God & Guns: The History of Faith & Firearms in America
Spring 2023, Spring 2024 – Taught by Joseph Slaughter
This course examines the history of firearms and religion in the United States, ultimately seeking to understand the significance of gun culture within American Christianity and the powerful “God & Guns” story at the core of many Americans’ identity. Beginning with an overview of colonial and revolutionary-era views of firearms and violence, the course examines the influence of slavery, gender, and the wars of the 20th century, paying special attention to the emergence of a masculine, warrior Jesus within evangelical and fundamentalist communities during the Cold War. Students will be challenged to consider the ways in which this story helps explain one facet of popular support for Donald Trump and to reflect on how firearms are central to the identity of many conservative American Christians.
Guns and Society
Fall 2022, Fall 2023 – Taught by Jennifer Tucker
This course examines the changing place of guns in U.S. society, from the colonial era through to the present day. Readings and discussions consider guns both as material objects involved in specific ways of life and as symbols and sites of contested meaning in American culture. Projects explore how guns have been, and remain, intimately involved with questions of race, gender, class, labor, capital, war, resistance, repression, vigilantism, and ideas of freedom and self-defense. Special emphasis is placed on student research in local archives and museums in the Connecticut River Valley, the nation’s historical gun manufacturing center. This course is accompanied by a research lab (taught separately for .25 credit), designed for students to delve into an individual topic or project with the guidance of a research assistant, postdoc, and/or the professor.
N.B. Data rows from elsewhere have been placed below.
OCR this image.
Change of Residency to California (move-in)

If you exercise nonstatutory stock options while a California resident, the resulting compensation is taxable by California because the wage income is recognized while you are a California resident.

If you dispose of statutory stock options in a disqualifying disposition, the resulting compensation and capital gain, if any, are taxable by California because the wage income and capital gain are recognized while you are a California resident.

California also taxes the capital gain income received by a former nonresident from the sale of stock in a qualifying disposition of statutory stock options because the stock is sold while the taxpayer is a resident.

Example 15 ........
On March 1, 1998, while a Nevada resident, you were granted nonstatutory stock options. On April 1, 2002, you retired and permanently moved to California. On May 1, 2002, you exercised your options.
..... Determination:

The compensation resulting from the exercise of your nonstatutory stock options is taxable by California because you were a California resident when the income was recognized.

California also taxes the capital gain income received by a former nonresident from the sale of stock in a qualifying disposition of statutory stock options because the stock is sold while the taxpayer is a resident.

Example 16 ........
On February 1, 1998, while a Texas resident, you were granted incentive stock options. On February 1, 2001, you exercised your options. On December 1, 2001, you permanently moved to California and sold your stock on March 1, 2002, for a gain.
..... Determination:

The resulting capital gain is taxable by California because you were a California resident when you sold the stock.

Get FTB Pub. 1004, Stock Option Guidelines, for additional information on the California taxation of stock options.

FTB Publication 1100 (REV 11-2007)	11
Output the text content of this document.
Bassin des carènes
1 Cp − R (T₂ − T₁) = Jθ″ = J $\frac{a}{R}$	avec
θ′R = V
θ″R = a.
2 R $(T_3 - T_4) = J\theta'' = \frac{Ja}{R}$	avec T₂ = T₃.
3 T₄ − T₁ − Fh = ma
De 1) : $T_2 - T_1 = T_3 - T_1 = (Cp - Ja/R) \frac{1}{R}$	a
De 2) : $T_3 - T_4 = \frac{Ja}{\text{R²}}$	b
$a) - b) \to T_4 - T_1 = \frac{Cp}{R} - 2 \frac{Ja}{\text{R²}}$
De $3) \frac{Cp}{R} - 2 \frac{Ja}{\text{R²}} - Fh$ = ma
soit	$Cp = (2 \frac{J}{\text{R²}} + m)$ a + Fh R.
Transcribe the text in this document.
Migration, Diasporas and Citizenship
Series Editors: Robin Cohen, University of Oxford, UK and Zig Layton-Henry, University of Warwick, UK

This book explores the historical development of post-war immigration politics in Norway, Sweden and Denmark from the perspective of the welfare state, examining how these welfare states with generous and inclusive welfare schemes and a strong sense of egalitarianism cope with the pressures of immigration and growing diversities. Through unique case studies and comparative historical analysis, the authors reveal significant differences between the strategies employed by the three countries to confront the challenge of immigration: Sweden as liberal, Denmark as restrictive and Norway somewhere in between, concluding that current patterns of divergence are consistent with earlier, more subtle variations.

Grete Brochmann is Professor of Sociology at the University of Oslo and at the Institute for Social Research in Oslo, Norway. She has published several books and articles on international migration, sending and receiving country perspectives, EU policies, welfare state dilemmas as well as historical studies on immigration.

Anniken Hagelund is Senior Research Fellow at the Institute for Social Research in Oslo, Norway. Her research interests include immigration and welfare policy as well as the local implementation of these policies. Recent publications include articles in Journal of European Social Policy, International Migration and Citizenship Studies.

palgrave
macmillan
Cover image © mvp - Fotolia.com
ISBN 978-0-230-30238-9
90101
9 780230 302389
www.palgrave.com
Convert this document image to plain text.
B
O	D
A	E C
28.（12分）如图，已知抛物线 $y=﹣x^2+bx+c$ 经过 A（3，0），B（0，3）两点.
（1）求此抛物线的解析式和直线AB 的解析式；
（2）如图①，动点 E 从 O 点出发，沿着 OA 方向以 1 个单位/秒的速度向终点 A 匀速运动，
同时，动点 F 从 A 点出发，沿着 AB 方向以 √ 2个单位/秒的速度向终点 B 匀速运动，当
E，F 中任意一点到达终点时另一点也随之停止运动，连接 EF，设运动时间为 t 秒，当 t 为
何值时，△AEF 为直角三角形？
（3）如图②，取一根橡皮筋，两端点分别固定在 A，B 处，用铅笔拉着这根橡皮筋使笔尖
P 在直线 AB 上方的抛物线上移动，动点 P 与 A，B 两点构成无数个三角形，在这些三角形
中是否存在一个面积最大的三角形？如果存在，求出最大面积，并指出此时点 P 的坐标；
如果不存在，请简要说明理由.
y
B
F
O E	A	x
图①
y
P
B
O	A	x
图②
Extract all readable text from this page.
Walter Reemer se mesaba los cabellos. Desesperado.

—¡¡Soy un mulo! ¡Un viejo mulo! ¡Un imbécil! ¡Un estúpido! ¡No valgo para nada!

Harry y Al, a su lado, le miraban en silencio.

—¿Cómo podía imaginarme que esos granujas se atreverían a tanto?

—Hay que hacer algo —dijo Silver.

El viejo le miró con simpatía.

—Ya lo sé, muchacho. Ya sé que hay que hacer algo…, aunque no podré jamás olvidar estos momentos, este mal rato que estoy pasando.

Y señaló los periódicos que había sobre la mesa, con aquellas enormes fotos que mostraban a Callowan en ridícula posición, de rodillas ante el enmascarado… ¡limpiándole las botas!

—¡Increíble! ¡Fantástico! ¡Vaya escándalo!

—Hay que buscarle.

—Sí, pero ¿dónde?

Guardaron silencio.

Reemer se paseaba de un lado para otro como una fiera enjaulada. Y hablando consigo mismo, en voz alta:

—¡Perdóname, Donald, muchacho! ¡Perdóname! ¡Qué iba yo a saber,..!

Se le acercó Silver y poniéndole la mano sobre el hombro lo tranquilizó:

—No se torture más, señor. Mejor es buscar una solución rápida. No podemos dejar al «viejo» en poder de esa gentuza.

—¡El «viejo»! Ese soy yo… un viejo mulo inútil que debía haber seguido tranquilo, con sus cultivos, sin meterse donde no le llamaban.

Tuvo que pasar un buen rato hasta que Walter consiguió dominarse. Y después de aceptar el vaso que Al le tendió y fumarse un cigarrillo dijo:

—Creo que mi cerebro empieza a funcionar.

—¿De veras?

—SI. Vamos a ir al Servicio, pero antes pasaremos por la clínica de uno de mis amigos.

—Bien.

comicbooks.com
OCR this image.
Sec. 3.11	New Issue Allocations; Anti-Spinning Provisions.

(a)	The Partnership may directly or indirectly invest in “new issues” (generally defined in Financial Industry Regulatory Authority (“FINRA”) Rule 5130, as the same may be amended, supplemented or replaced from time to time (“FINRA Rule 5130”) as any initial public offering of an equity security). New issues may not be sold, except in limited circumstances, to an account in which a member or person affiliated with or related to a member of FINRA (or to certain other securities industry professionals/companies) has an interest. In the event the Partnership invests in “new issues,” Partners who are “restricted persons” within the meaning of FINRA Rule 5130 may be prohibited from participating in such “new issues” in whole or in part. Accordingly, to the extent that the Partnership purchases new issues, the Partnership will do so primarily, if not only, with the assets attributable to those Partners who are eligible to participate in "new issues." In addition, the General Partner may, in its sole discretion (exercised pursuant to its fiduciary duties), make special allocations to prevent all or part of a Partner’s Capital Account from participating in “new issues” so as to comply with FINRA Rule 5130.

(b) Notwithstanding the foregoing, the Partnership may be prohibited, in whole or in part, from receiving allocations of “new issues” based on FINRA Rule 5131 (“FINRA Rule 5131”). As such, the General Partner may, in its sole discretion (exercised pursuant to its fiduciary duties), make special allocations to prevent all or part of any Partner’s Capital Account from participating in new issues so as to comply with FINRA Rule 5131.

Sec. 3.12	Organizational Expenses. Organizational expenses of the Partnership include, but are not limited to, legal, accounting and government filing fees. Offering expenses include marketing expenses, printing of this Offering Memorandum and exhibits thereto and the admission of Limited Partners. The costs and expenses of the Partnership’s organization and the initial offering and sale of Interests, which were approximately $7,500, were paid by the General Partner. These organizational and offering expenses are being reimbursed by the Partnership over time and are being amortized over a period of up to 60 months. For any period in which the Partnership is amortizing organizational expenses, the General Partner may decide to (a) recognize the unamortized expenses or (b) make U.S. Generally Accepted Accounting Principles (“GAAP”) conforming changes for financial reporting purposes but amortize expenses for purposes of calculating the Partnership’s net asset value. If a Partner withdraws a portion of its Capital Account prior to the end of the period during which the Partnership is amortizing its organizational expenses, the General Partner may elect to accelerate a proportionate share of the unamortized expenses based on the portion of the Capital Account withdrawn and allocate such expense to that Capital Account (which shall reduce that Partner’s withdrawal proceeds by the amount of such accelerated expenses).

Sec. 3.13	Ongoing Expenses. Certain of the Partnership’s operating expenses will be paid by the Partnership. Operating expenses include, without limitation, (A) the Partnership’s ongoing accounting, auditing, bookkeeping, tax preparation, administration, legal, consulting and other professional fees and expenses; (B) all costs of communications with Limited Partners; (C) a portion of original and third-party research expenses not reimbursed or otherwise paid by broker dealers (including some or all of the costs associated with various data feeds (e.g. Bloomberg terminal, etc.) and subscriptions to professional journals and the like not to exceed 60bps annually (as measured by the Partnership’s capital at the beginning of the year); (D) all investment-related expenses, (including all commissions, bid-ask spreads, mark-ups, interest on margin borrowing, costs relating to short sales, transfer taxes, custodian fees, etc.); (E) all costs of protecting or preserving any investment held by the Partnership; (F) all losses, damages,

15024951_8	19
This lab will result in a research paper, a theater sketch, a short documentary film, podcast, art project, museum exhibit, oral history project, and/or other project idea to be discussed.
War and Society
Fall 2022 – Taught by Peter Rutland
While most societies condemn physical violence between individuals, they condone and encourage collectively organized violence in the form of warfare. War is obscene, yet all modern societies have engaged in warfare. This course will examine war as a social, political, and historical phenomenon. We will look at the way in which wars have led to the consolidation of political power and the acceleration of social change, as well as the relationship between military service and the concept of citizenship. The course also examines the crucial role played by technology in the interaction between war and society. Films and novels will be examined to test to what extent these literary works accurately reflect, or obscure, the political, social, and technological logic driving the evolution of war. Our examples will include warfare in premodern society, the gunpowder revolution in early modern Europe and Japan, the American Civil War, colonial wars, World War I, World War II, Vietnam, and Iraq.